Compare income levels prior to starting the nonprofit for male and female entrepreneurs.
is.numeric(dat$income)
## [1] TRUE
tapply(dat$income, dat$gender, summary)
## $Female
## Min. 1st Qu. Median Mean 3rd Qu. Max.
## 81 33139 61112 67742 86094 199147
##
## $Male
## Min. 1st Qu. Median Mean 3rd Qu. Max.
## 1026 49437 69351 80883 107363 199684
boxplot(income~gender, data=dat, col=c("pink", "light green"))
t.test(income~gender, data=dat)
##
## Welch Two Sample t-test
##
## data: income by gender
## t = -3.6353, df = 630.22, p-value = 0.0003003
## alternative hypothesis: true difference in means between group Female and group Male is not equal to 0
## 95 percent confidence interval:
## -20239.710 -6042.518
## sample estimates:
## mean in group Female mean in group Male
## 67741.83 80882.95
ANSWER In the test for group equivalence, conclude there IS enough statistical evidence to support a difference in prior income levels between male and female entrepreneurs.
Based upon these seven contrasts, would you conclude that the resources male and female nonprofit entrepreneurs have at the time of founding were equivalent?
Q8-A:
What is the adjusted decision criteria used for contrasts to maintain an alpha of 0.05 for the omnibus test of group equivalence?
ANSWER
In Omnibus hypotheses scenarios, the results are rejected contingent on the failure of any one test.
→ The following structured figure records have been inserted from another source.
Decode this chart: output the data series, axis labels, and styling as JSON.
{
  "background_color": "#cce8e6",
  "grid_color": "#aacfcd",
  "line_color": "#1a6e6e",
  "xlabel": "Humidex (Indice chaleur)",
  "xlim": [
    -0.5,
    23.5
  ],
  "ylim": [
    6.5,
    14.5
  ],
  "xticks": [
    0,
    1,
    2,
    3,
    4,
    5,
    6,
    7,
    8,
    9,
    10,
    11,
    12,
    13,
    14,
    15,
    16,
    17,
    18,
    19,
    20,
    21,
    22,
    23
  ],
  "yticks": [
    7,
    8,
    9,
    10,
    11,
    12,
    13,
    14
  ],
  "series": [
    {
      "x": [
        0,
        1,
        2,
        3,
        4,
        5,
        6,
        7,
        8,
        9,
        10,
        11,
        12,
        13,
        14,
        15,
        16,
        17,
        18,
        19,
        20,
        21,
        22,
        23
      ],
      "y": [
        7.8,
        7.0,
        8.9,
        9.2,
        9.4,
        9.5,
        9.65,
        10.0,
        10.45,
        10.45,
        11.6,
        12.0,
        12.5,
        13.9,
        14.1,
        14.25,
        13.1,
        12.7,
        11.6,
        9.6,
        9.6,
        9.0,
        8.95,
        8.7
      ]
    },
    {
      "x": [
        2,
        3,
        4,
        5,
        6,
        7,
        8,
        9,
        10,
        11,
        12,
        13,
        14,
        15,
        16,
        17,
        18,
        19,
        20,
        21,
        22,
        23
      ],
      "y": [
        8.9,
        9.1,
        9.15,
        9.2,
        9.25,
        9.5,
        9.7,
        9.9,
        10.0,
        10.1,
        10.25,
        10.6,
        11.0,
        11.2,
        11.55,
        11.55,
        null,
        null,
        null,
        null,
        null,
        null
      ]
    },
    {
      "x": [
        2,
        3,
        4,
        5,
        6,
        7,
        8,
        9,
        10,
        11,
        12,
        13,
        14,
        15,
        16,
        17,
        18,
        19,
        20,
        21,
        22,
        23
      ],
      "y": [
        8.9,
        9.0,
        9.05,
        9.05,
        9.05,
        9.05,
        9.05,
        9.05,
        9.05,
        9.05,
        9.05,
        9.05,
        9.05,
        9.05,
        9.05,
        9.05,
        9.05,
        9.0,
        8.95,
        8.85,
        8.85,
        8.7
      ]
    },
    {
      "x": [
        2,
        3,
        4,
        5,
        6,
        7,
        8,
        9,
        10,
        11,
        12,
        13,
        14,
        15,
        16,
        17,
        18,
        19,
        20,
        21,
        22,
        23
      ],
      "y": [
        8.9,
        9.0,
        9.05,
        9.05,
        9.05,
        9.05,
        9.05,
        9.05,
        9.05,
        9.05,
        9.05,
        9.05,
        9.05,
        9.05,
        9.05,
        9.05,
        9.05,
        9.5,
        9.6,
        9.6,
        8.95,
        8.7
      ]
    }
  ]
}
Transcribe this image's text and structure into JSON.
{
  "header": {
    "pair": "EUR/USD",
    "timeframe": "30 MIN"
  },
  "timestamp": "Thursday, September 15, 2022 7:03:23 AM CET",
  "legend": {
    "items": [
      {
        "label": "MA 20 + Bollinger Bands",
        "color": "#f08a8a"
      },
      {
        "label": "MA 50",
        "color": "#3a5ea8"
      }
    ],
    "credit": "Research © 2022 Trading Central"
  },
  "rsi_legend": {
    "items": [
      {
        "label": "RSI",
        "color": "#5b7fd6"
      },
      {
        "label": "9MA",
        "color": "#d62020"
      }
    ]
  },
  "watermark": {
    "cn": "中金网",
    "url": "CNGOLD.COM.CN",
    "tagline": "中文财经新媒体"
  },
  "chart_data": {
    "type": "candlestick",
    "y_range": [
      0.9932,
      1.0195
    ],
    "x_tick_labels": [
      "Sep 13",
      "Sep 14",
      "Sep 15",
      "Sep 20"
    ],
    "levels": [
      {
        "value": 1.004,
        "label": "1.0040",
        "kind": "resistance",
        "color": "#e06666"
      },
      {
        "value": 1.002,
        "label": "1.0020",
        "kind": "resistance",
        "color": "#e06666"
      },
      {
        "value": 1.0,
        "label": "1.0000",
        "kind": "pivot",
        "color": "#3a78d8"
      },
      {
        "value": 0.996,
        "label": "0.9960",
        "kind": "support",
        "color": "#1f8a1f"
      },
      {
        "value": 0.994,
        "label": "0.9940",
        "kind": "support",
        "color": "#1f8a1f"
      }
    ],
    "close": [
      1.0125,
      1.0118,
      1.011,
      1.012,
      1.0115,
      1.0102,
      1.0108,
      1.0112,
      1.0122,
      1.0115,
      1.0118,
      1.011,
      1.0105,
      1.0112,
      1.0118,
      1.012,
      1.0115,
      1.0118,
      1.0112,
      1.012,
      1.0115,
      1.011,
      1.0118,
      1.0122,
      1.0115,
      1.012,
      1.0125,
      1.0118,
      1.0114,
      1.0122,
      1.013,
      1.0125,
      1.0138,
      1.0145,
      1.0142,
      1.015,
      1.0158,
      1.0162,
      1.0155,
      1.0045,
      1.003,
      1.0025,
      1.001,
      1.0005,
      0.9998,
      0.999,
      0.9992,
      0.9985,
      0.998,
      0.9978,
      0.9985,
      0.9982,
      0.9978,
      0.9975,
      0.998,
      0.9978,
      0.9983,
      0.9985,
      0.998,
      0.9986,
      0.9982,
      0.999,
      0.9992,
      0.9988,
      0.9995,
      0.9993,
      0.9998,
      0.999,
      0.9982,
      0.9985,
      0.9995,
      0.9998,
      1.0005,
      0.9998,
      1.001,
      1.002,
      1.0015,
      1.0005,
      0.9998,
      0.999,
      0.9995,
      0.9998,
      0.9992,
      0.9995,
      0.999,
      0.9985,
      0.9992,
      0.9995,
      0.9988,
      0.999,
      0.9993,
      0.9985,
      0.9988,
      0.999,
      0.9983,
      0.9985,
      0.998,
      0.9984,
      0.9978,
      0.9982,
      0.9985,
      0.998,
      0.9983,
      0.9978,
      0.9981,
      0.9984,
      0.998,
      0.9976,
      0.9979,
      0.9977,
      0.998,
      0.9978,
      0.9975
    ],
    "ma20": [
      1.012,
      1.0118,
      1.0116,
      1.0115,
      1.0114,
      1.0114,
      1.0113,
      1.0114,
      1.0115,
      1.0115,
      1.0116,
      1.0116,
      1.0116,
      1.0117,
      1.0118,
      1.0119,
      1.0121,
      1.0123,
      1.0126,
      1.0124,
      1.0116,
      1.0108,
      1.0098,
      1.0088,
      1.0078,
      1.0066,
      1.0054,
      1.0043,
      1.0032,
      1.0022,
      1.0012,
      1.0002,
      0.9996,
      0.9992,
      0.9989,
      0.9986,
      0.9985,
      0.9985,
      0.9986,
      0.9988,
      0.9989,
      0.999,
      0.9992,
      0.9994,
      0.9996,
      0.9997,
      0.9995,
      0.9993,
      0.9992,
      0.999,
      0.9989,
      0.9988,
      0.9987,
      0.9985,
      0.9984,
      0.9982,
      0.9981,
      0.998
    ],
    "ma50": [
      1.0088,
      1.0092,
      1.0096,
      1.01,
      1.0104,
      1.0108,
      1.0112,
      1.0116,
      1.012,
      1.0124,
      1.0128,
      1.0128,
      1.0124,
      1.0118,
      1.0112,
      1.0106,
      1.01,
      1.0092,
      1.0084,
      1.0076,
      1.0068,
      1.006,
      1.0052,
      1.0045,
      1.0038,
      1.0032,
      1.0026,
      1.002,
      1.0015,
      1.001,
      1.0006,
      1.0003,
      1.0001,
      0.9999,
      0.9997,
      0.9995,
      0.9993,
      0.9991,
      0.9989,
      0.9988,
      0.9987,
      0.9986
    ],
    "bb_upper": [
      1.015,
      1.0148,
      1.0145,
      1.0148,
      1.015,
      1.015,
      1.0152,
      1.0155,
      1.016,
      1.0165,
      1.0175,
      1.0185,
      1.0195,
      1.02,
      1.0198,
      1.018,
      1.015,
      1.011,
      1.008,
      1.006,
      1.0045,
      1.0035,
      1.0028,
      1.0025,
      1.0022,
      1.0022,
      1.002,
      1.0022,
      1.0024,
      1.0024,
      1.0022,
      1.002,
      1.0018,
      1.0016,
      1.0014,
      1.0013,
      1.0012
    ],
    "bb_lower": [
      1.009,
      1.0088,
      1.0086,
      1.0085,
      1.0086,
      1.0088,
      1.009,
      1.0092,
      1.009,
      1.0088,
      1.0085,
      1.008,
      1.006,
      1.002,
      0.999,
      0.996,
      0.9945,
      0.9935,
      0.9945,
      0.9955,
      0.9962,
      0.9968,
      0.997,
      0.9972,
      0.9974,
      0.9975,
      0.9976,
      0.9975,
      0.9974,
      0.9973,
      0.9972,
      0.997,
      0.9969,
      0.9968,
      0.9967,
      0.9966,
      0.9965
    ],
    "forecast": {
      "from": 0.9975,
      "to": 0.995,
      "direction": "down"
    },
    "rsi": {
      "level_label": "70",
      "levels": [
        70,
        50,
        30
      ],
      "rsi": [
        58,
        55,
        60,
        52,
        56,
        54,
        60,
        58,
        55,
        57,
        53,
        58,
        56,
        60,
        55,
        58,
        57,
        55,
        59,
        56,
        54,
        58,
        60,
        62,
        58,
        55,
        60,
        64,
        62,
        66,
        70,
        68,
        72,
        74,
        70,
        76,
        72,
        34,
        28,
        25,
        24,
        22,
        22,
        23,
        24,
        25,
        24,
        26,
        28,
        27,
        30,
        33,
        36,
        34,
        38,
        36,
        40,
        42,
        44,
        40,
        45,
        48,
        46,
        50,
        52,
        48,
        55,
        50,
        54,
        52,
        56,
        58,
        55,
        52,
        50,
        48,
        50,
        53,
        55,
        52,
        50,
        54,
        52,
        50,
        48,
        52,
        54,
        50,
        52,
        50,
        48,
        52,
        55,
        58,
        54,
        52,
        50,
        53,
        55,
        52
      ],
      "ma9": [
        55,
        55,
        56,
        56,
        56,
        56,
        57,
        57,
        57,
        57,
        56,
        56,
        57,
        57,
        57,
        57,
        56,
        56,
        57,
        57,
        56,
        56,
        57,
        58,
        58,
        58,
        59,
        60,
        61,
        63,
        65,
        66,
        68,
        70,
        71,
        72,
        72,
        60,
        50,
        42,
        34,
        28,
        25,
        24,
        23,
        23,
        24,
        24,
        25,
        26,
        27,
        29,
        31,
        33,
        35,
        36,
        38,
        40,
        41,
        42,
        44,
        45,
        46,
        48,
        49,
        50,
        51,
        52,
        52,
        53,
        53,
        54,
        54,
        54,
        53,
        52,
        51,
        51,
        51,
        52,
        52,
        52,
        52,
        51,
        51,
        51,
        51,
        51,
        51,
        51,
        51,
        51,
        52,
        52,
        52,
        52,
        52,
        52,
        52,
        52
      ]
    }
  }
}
The Bonferroni Correction divides alpha by the number of contrasts and compares the p-value to the new alpha.
Q8-B:
What is the lowest p-value you observed across the seven contrasts?
ANSWER p-value = 0.0003003
Q8-C:
Can we claim study group equivalency? Why or why not?
ANSWER
bon_alpha<-0.05/7
bon_alpha
## [1] 0.007142857
ANSWER The smallest p-value 0.0003003 is much smaller than the Bonferroni Corrected Alpha of 0.007143. This concludes that we CANNOT claim the study group equivalency.